Crise no Crédito Rural

O panorama difícil é amplamente atribuído ao setor rural. A elevação nos atrasos de pagamento por parte dos produtores tem elevado substancialmente o custo do crédito e forçado o BB a reservar mais fundos para cobrir possíveis calotes. A provisão para perdas, que é o montante reservado para dar conta de empréstimos com risco de inadimplência, alcançou R$ 16,8 bilhões, um incremento significativo em comparação ao primeiro trimestre de 2025.

Inadimplência em Ascensão

A inadimplência acima de 90 dias no agronegócio atingiu 6,22% da carteira rural, um aumento considerável em um ano. No âmbito geral, a inadimplência do Banco do Brasil ficou em 5,05%. O agronegócio tem enfrentado sérios problemas desde a quebra da safra de soja em 2024, que ocorreu após um ano recorde em 2023, resultando em um crescente número de recuperações judiciais entre os agricultores.

Revisão das Projeções de Lucro

Em face desse cenário desafiador, o Banco do Brasil revisou suas projeções de lucro para 2026, reduzindo-as para uma faixa entre R$ 18 bilhões e R$ 22 bilhões, em contraste com a estimativa anterior. Essa revisão se justifica por uma combinação de fatores, incluindo:

  • O agravamento do risco no agronegócio.
  • Incertezas geopolíticas.
  • Da economia em geral e a deterioração de indicadores macroeconômicos.

Declínio na Rentabilidade

A rentabilidade, medida pelo retorno sobre o patrimônio líquido (ROE), também apresentou um declínio substancial, caindo de 16,7% para 7,3% no intervalo de um ano, e reduzindo ainda mais em relação ao último trimestre de 2025, quando situava-se em 12,4%.

Medidas em Resposta à Crise

Para mitigar os impactos da crise no setor rural, o Banco do Brasil intensificou seus esforços na cobrança e renegociação de dívidas, lançando o programa BB Regulariza Dívidas Agro. Até o momento, foram renegociados R$ 37,9 bilhões, com mais de 73 mil operações repactuadas e cerca de 25,5 mil produtores atendidos. A instituição também anunciou uma ampliação no uso de garantias e um aumento nas ações judiciais para recuperação de crédito.

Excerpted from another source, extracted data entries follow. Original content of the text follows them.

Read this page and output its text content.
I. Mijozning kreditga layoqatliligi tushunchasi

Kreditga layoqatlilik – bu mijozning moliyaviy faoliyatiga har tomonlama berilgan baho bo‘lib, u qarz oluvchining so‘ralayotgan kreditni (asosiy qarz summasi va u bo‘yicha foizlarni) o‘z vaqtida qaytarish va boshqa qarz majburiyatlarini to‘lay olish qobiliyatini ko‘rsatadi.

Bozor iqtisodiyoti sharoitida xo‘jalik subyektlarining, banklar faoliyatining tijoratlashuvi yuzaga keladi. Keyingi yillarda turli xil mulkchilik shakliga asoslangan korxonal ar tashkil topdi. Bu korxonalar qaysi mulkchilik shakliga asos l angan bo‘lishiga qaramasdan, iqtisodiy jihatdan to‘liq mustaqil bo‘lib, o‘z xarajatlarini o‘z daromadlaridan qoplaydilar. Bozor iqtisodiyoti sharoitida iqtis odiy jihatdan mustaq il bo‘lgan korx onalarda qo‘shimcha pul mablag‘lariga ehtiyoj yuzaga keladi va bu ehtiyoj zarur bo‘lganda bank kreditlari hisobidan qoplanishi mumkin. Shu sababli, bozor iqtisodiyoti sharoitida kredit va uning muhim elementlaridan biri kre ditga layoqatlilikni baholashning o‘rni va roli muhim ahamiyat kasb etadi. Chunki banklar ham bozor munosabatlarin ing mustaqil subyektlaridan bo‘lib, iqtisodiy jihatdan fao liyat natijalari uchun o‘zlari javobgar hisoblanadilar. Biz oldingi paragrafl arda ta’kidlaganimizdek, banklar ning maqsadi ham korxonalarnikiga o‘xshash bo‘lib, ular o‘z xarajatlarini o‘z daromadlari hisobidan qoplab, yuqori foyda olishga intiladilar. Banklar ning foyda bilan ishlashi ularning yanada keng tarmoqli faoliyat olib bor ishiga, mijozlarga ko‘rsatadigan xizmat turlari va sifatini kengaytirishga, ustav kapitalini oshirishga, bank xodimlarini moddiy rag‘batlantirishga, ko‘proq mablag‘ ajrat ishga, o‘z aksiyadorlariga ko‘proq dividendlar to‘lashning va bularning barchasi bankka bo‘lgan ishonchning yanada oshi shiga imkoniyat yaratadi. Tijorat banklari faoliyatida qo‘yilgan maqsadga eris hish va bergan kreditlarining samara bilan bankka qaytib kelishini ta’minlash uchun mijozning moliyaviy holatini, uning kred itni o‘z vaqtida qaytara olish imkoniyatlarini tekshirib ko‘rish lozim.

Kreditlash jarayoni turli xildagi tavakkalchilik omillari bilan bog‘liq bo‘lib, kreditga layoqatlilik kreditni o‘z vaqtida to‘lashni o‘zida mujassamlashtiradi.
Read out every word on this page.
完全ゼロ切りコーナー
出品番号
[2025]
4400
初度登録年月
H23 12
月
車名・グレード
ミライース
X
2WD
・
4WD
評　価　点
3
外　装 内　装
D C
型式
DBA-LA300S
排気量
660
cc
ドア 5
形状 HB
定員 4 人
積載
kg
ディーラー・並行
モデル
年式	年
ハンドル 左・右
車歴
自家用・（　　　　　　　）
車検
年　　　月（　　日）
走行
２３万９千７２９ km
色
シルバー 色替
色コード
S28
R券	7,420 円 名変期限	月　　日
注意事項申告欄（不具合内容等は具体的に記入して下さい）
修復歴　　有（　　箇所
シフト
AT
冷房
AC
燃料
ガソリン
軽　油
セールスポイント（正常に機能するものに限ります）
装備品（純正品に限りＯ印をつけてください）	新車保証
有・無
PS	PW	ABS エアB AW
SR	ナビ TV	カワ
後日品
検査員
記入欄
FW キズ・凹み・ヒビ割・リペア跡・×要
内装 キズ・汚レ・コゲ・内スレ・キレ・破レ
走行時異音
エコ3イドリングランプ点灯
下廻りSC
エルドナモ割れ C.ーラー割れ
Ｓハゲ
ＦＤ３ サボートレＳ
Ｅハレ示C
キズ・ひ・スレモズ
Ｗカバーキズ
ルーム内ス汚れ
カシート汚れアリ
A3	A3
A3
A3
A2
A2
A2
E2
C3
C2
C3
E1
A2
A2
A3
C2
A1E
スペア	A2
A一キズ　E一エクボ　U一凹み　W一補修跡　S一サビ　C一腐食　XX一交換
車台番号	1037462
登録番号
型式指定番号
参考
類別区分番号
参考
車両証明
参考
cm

Crescimento da Carteira de Crédito

Apesar do contexto adverso, a carteira total de crédito do Banco do Brasil cresceu 2,2% no último ano, totalizando R$ 1,3 trilhão. O segmento de pessoas físicas destacou-se positivamente, impulsionado especialmente pelo crédito consignado. Os ativos totais do banco ao final do trimestre somaram R$ 2,6 trilhões, enquanto o patrimônio líquido alcançou R$ 194,9 bilhões.